Dr. Paul Farmer poses with Abbey student Arianna Lowney, of Tiverton, following his lecture. Arianna has also volunteered in Haiti, through her grandfather’s organization, Haitian Health Foundation. K. Booth/Portsmouth Abbey School
PORTSMOUTH PORTSMOUTH — He has personally treated hundreds, maybe even thousands, of patients in Haiti and Rwanda, where they often arrive malnourished and suffering from multiple illnesses.
His organization, Partners in Health (PiH), reaches the poorest people in 12 impoverished and often war-ridden nations through 49 health clinics and hospitals.
But if he could do it all again, Dr. Paul Farmer, Harvard medical school professor and founder of one of the largest international health organizations, would make one change.
He would have started volunteering in high school.
Dr. Farmer spoke to the student body at Portsmouth Abbey recently as part of the school’s Dom Luke Childs Lecture Series.
As it happened, Dr. Farmer did not volunteer until after college.
He made his first trip to Haiti to help squatters who had been displaced from their homes by the flooding of their valley caused by a hydro-electric dam.
It was 1983 and Dr. Farmer was just shy of entering his first year of medical school.
While there, he met 18-year-old Ophelia Dahl, another volunteer, who would soon become the executive director of the organization they would create together.
Twenty-eight years later, he says Haiti is still where he spends most of his time.

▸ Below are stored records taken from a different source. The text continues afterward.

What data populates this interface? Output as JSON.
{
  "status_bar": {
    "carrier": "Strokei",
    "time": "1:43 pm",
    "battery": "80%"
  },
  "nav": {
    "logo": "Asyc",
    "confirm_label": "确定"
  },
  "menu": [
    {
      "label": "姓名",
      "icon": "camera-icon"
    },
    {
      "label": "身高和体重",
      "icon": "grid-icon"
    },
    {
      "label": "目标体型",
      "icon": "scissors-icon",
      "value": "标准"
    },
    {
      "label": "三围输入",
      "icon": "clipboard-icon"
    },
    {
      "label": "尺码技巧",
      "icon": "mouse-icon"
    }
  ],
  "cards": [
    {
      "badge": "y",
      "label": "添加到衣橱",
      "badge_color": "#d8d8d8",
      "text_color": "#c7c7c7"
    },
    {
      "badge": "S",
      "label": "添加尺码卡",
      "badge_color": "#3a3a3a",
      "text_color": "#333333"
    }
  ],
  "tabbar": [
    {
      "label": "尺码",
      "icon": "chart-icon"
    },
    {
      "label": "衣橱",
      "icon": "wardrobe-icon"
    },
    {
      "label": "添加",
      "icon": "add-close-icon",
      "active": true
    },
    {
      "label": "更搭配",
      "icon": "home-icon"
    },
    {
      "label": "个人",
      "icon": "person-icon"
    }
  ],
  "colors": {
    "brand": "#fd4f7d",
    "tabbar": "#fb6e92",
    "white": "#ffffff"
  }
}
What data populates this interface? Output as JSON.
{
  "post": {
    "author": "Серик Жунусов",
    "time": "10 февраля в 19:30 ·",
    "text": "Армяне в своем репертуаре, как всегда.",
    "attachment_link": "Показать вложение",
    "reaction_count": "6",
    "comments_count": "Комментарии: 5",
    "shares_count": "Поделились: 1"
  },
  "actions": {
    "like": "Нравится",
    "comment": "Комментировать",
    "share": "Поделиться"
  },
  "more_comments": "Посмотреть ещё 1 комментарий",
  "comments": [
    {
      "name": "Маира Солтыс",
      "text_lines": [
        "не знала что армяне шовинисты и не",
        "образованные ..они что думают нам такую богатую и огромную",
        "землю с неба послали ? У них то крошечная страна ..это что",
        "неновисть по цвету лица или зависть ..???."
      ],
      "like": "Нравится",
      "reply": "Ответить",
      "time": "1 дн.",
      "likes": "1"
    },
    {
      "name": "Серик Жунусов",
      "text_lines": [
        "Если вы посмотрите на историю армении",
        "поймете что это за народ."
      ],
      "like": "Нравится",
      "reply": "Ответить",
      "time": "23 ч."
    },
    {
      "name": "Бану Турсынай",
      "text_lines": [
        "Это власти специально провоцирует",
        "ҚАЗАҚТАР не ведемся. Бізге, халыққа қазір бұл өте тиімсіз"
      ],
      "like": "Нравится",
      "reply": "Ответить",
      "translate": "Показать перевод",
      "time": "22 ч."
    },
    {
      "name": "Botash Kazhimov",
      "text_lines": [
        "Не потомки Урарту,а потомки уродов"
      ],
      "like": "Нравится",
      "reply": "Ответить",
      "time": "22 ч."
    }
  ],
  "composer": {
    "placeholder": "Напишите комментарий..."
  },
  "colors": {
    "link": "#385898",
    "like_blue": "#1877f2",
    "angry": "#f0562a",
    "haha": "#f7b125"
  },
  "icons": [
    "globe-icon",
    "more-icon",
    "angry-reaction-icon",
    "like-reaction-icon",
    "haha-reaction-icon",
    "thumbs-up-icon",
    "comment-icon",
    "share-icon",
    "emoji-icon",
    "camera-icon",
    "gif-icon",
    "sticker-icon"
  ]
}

The lecture, “Partnering with the Poor: From Haiti to Rwanda,” focused on the theme of transformations: The transformation of a barren and flood-ridden mountainside in Haiti to, 20 years later, a lush forest. The transformation of an abandoned building on that mountainside into a fully operational hospital. The transformation of Joseph, a Haitian man who thought he was in his mid-twenties but was unsure, from a malnourished and dehydrated man suffering from AIDS and tuberculosis to a healthy, smiling man when he was discharged.
Dr. Farmer used many visuals to show students about his work and to demonstrate that, even at their age, they can make a difference.
He spoke to them about FACE AIDS, a student-run non-profit that has raised more than $2 million for the PiH Rwandan efforts.
He reminded Abbey students that they do not have to look far to help others — just on Aquidneck Island there are plenty of people in need.
“There are 1,000 ways to get involved,” he said.
They can donate money, raise money, raise awareness, volunteer locally, volunteer globally, or join a Facebook group.
As the adults of tomorrow, it will be their responsibility to help change the world’s health policies, he said; to not only treat the problems, but to stop the causes of them.
A cholera outbreak in Haiti from contaminated water, for example, has become the number one epidemic in the world in just over a year, he said. A simple thing — cholera vaccines — could stop its spread and an even simpler thing could have prevented it — clean water.
But the outbreak did occur and now PiH has bought out the world’s supply of cholera vaccinations while still trying to figure out how to pay for it.
It should not be so difficult to help those in need, he said.
He urged the students to get out and help the world’s people to the best of their abilities. Always strive to improve.
Built a hospital? Put up pictures to make it more welcoming, add a garden.
As the world’s privileged, as most Americans are, he said, it is their responsibility to help those next door and around the world who are unable to do it themselves.